Do the stock glock triggers seem heavy to you when dry fired or is it just me?


----------



## SouthernBoy (Jun 27, 2007)

They're no different when dry firing or firing with live ammunition. There is much you can do to lighten, shorten, make more crisp, increase weight, removing the two-stage feeling, smooth out both stages, or just about anything else you might wish to see in your Glock trigger.

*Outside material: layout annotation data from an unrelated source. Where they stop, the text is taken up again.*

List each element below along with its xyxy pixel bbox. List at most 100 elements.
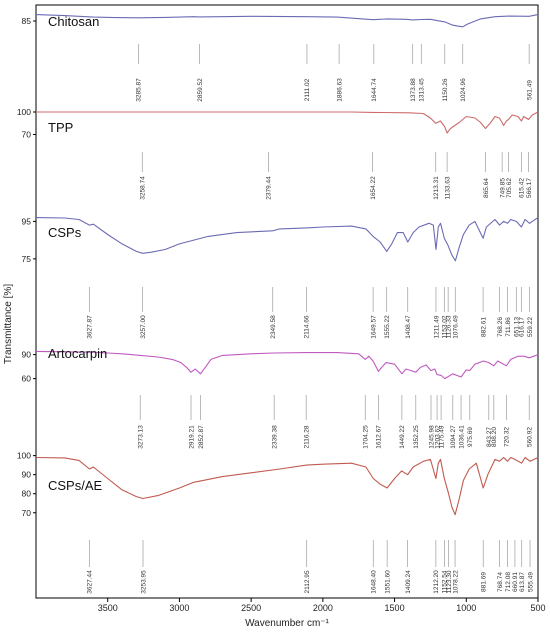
y-tick-label: 100 xyxy=(17,451,31,461)
peak-label: 3627.87 xyxy=(87,315,94,339)
peak-label: 1076.49 xyxy=(453,315,460,339)
peak-label: 1644.74 xyxy=(371,78,378,102)
panel-chitosan: Chitosan 85 3285.87 2859.52 2111.02 1886.63 16… xyxy=(22,14,539,102)
x-tick-label: 1500 xyxy=(385,603,405,613)
peak-label: 882.61 xyxy=(480,317,487,337)
peak-label: 1024.96 xyxy=(460,78,467,102)
peak-label: 1352.25 xyxy=(413,425,420,449)
peak-label: 768.74 xyxy=(497,572,504,592)
peak-label: 616.17 xyxy=(519,317,526,337)
peak-label: 2114.66 xyxy=(304,315,311,338)
y-tick-label: 75 xyxy=(22,254,32,264)
peak-label: 1152.54 xyxy=(442,570,449,593)
peak-label: 555.49 xyxy=(527,572,534,592)
peak-label: 1886.63 xyxy=(336,78,343,102)
x-tick-label: 3000 xyxy=(169,603,189,613)
x-tick-label: 2000 xyxy=(313,603,333,613)
peak-label: 2339.38 xyxy=(272,425,279,449)
peak-label: 1153.02 xyxy=(442,315,449,338)
peak-label: 2349.58 xyxy=(270,315,277,339)
x-tick-label: 3500 xyxy=(98,603,118,613)
sample-label: CSPs xyxy=(48,225,82,240)
peak-label: 2111.02 xyxy=(304,78,311,101)
peak-label: 1551.60 xyxy=(385,570,392,594)
peak-label: 749.85 xyxy=(500,178,507,198)
peak-label: 843.27 xyxy=(486,427,493,447)
peak-label: 660.91 xyxy=(512,572,519,592)
peak-label: 711.86 xyxy=(505,317,512,337)
peak-label: 1449.22 xyxy=(399,425,406,449)
peak-label: 3273.13 xyxy=(138,425,145,449)
peak-label: 1555.22 xyxy=(384,315,391,339)
y-tick-label: 70 xyxy=(22,508,32,518)
spectrum-line xyxy=(36,111,539,134)
peak-label: 1612.67 xyxy=(376,425,383,449)
x-tick-label: 500 xyxy=(530,603,545,613)
peak-label: 3285.87 xyxy=(136,78,143,102)
x-axis: 3500 3000 2500 2000 1500 1000 500 xyxy=(98,598,546,613)
peak-label: 1078.22 xyxy=(452,570,459,594)
sample-label: CSPs/AE xyxy=(48,478,103,493)
peak-label: 3627.44 xyxy=(87,570,94,594)
peak-label: 1704.25 xyxy=(363,425,370,449)
peak-label: 1213.31 xyxy=(433,176,440,200)
peak-label: 720.32 xyxy=(504,427,511,447)
peak-label: 1212.20 xyxy=(433,570,440,594)
peak-label: 560.92 xyxy=(527,427,534,447)
peak-label: 975.69 xyxy=(467,427,474,447)
peak-label: 1373.88 xyxy=(410,78,417,102)
spectrum-line xyxy=(35,456,539,516)
peak-label: 1133.63 xyxy=(444,176,451,199)
peak-label: 1648.40 xyxy=(371,570,378,594)
y-tick-label: 60 xyxy=(22,374,32,384)
peak-label: 1245.98 xyxy=(428,425,435,449)
peak-label: 1203.62 xyxy=(434,425,441,449)
peak-label: 1649.57 xyxy=(370,315,377,339)
peak-label: 881.69 xyxy=(481,572,488,592)
sample-label: TPP xyxy=(48,120,73,135)
sample-label: Artocarpin xyxy=(48,346,107,361)
spectrum-line xyxy=(35,14,539,28)
y-tick-label: 95 xyxy=(22,216,32,226)
panel-tpp: TPP 100 70 3258.74 2379.44 1654.22 1213.31 1133… xyxy=(17,107,539,200)
peak-label: 2116.28 xyxy=(304,425,311,448)
y-tick-label: 100 xyxy=(17,107,31,117)
x-axis-label: Wavenumber cm⁻¹ xyxy=(245,618,329,629)
x-tick-label: 1000 xyxy=(456,603,476,613)
peak-label: 651.13 xyxy=(514,317,521,337)
x-tick-label: 2500 xyxy=(241,603,261,613)
peak-label: 1211.49 xyxy=(433,315,440,338)
peak-label: 2859.52 xyxy=(197,78,204,102)
plot-frame xyxy=(35,4,539,599)
panel-csps: CSPs 95 75 3627.87 3257.00 2349.58 2114.66 1649… xyxy=(22,216,539,339)
y-tick-label: 80 xyxy=(22,489,32,499)
peak-label: 768.26 xyxy=(497,317,504,337)
peak-label: 3258.74 xyxy=(140,176,147,200)
peak-label: 808.20 xyxy=(491,427,498,447)
peak-label: 705.62 xyxy=(506,178,513,198)
peak-label: 559.22 xyxy=(527,317,534,337)
spectra-panels: Chitosan 85 3285.87 2859.52 2111.02 1886.63 16… xyxy=(17,14,539,594)
peak-label: 1150.26 xyxy=(442,78,449,101)
peak-label: 1094.27 xyxy=(450,425,457,449)
spectrum-line xyxy=(35,350,539,380)
peak-label: 712.08 xyxy=(505,572,512,592)
peak-label: 3253.95 xyxy=(140,570,147,594)
peak-label: 613.87 xyxy=(519,572,526,592)
peak-label: 561.49 xyxy=(527,80,534,100)
panel-csps-ae: CSPs/AE 100 90 80 70 3627.44 3253.95 2112.95 164… xyxy=(17,451,539,594)
sample-label: Chitosan xyxy=(48,14,99,29)
peak-label: 1408.47 xyxy=(405,315,412,339)
peak-label: 1126.33 xyxy=(446,315,453,338)
peak-label: 1175.49 xyxy=(438,425,445,448)
peak-label: 1313.45 xyxy=(419,78,426,102)
peak-label: 865.64 xyxy=(483,178,490,198)
y-tick-label: 90 xyxy=(22,470,32,480)
peak-label: 2379.44 xyxy=(266,176,273,200)
peak-label: 1036.41 xyxy=(458,425,465,449)
peak-label: 1654.22 xyxy=(370,176,377,200)
peak-label: 566.17 xyxy=(526,178,533,198)
peak-label: 1123.30 xyxy=(446,570,453,593)
peak-label: 1409.24 xyxy=(405,570,412,594)
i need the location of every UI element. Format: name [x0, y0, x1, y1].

Every Glock I own has had its trigger modified by me to get to a weight and feel that is consistent among all of them and that satisfies my requirements for my carry guns. Such changes are simple to perform, inexpensive, and go a long way for me to deliver a trigger that works for me.


----------



## Steve M1911A1 (Feb 6, 2008)

...Remember, though, that the Glock trigger action, heavy though it might be, is the only safety device on the gun.
The only other safety device available to you is the two pounds of soft tissue that resides between your ears. :yawinkle:


----------



## desertman (Aug 29, 2013)

Steve M1911A1 said:


> ...Remember, though, that the Glock trigger action, heavy though it might be, is the only safety device on the gun.
> *The only other safety device available to you is the two pounds of soft tissue that resides between your ears.* :yawinkle:


Very good Steve, I like that!


----------



## Spike12 (Dec 10, 2008)

When ever I dry fire my guns I check for loaded like 4 times. The alarms keep going off in my head as I start to pull the trigger if I'm in the house.


----------



## SouthernBoy (Jun 27, 2007)

Steve M1911A1 said:


> ...Remember, though, that the Glock trigger action, heavy though it might be, is the only safety device on the gun.
> The only other safety device available to you is the two pounds of soft tissue that resides between your ears. :yawinkle:


Well actually there are three safeties designed into the Glock. But your point is true in that the trigger is essentially naked*. So mechanically, your best friend is a quality holster that protects the trigger or as you say, use that thing between your ears first and foremost.


----------



## shift1 (Dec 31, 2013)

Making the trigger smoother is a good thing. I have a NDZ performance spring kit in mine with stock trigger bar. Not much lighter in pull weight but a heck of a lot smoother and super crisp reset for $12.00.......


----------



## joethebear (Nov 24, 2015)

I immediately thought of Roy's horse.

Please be safe 
Joethebear


----------



## Steve M1911A1 (Feb 6, 2008)

Yeah. Me, too...
And Dale had Roy stuffed as well. :yawinkle:


----------